You must have a similar matrix format to calculate your values but I don’t see any forumlas published. This is a big claim to make since there are lots of papers published about calculating the reputation of a page. Where are the formulas published?

Your indexing and backlink information is impressive and useful. I just disagree with most of the claims being made here. If the data correlates well with google page ranks (which I am not sure how you calculated that data either) then it may be useful enough as a research tool.

October 26, 2012 at 5:59 pmDixonHi Sean,

Thanks for the contribution.

I’ll accept point 3 and have amended the post to reflect the very fair point. In fact it was our previous metric – AC Rank – did not flow, which was one of the main reasons that we embarked on the Flow Metrics project.

My post is aimed at marketers and I expect you read my post as a mathematician. From a marketer’s perspective, my points remain valid, but I believe I can defend the mathematician’s argument at least to the point of a draw:

On 1. We of course also calculate with many iterations and along the way with way more than 2 decimal places. My point is that Google only ever gave a value between 0 and 10 to us mere mortals. Some clever people found a way to find another point for a time I think, whether through scraping or an added calculation, but for most it was always 0-10, so of course (1-100) X (1-100) is more granular information for marketers.

On 2. We again do not use the Page Rank algorithm, but we do start with significant data sets with both Citation Flow and Trust Flow. Bear in mind that we have seen nearly 4 trillion urls over the last 5-6 years and see 3 billion every day. With Citation Flow we started with a universal data set because we started with our AC Rank metric (Citation Flow’s predecessor). With Trust Flow we were able to get a very large curated set of data to act as an intial base for the algorithm. So given a sizeable sample, we do indeed get enough information to overcome the initial data hurdle.

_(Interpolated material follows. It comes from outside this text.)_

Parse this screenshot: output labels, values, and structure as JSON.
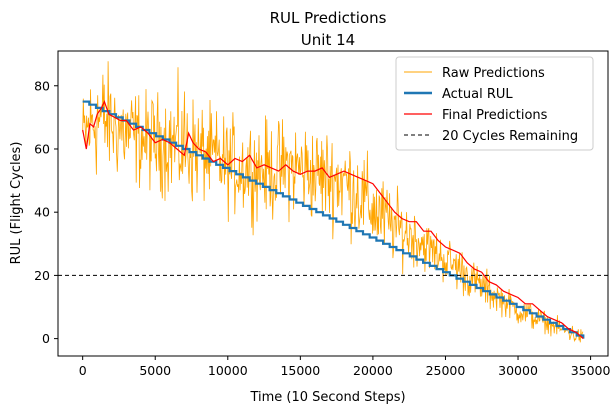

In the UK – mathematical facts cannot be protected, so we won’t publish the full maths that we are using for commercial reasons. It was a six month headache for us that involved technological as well as computational challenges. However – anyone is free to look at our metrics at reasonable scale via our bulk backlink checker tool which lets you analyze up to 400 urls in a second or so via the API. (Unfortunately, checking 400 urls for PageRank will take somewhat longer and is not a tool that we can build for the user.)

I am a long way from pretending we are cleverer than anyone.. although I am immenesely proud to be associated with the small team that created metrics at this scale update daily. I am simply saying that collecting our Flow Metrics as a way to evaluate a URL value has several advantages over collecting PageRank for the same purpose.

Here’s a 6th reason for free

6: Collecting PageRank would seem to violate Google’s terms of service, as Google no longer volunteers this in normal use.

Thanks again for the comments. I hope you find Flow Metrics useful.

October 27, 2012 at 7:44 amAngelaBased on how your Flow Metrics works, is there an optimum balance between Trust Flow and Citation Flow for inbound links? If there’s a high Citation Flow, but low Trust Flow is that bad? Conversely, if there’s a high Trust Flow but low Citation Flow is that bad?

Trying to get a better handle on how to interpret the data.

Thanks.

November 14, 2012 at 8:57 pmDixon JonesHi Angela. Interesting question. Different sites and verticals can legitimately end up with very different profiles – but here’s what I “feel”. If all links were genuinely natural, then Trust Flow and Citation Flow would theoretically converge, because they are essentially the same maths, using two different starting points. So when I see a large disparity between these numbers, I start to ask myself “why”? If the site has only a few backlinks, then it is less likely for the numbers to come together, but at scale, the normally should.